Compreendemos agora a distinção tão simples e tão fecunda entre: inspiração e assistência. A confusão destes dois termos é a base das objeções que os protestantes formulam contra a infalibilidade do Papa.

Julgam que o Papa, que a Sagrada Escritura, a tradição e a razão proclamam infalível, é um homem inspirado por Deus, quando é apenas um homem assistido por Deus.

Cada protestante diz-se assistido por Deus na interpretação da Bíblia; só o Papa não o é: Vê-se logo o absurdo da asserção.

Esta distinção nos prepara ao estudo da infalibilidade e nos dá, desde já, a solução do problema.

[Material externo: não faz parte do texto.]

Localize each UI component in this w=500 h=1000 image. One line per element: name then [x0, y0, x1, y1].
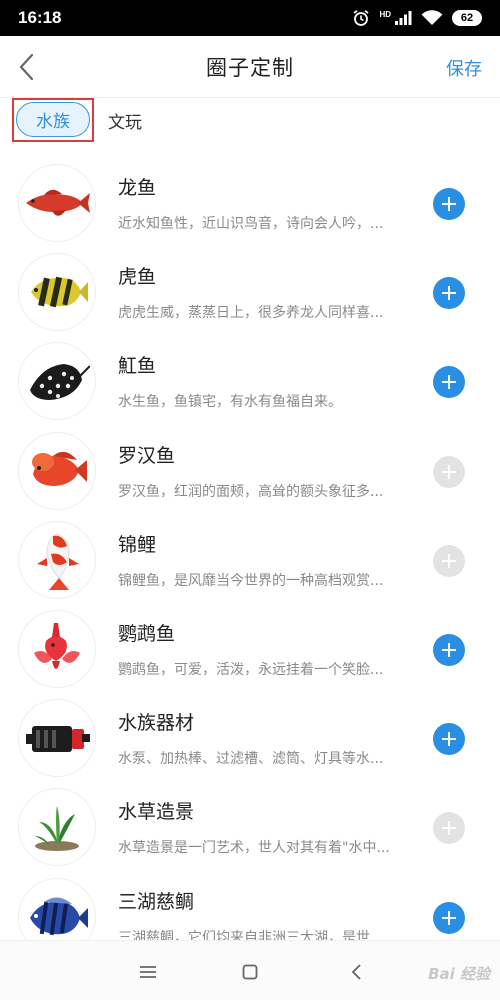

O plano divino é admirável e lógico. S. João ao terminar o Apocalipse indica claramente o papel da Igreja na interpretação da Sagrada Escritura.

Eu protesto, diz ele, a todos os que virem as palavras da profecia deste livro, que se alguém lhes juntar alguma coisa, Deus o castigará com as pragas escritas neste livro." (Apocalipse, XXII. 18).

Vê-se claramente que nada de novo pode ser introduzido: a inspiração está encerrada; o que se deve fazer agora é guardar, interpretar e aplicar a palavra divina pela, assistência do Espírito Santo. S. João diz à Igreja: Guardai este depósito - depositum custodi - Jesus acrescenta: Eu estou convosco até a consumação dos séculos. Eu confio a minha doutrina a Pedro... e tu, Pedro, confirma os teus irmãos na fé, na doutrina, na virtude.

EXEMPLO

A perpetuidade da Igreja

O destino das dinastias humanas é nascer, desabrochar e murchar. Filhas do trabalho que são, elas vivem um momento e tombam para sempre no pó.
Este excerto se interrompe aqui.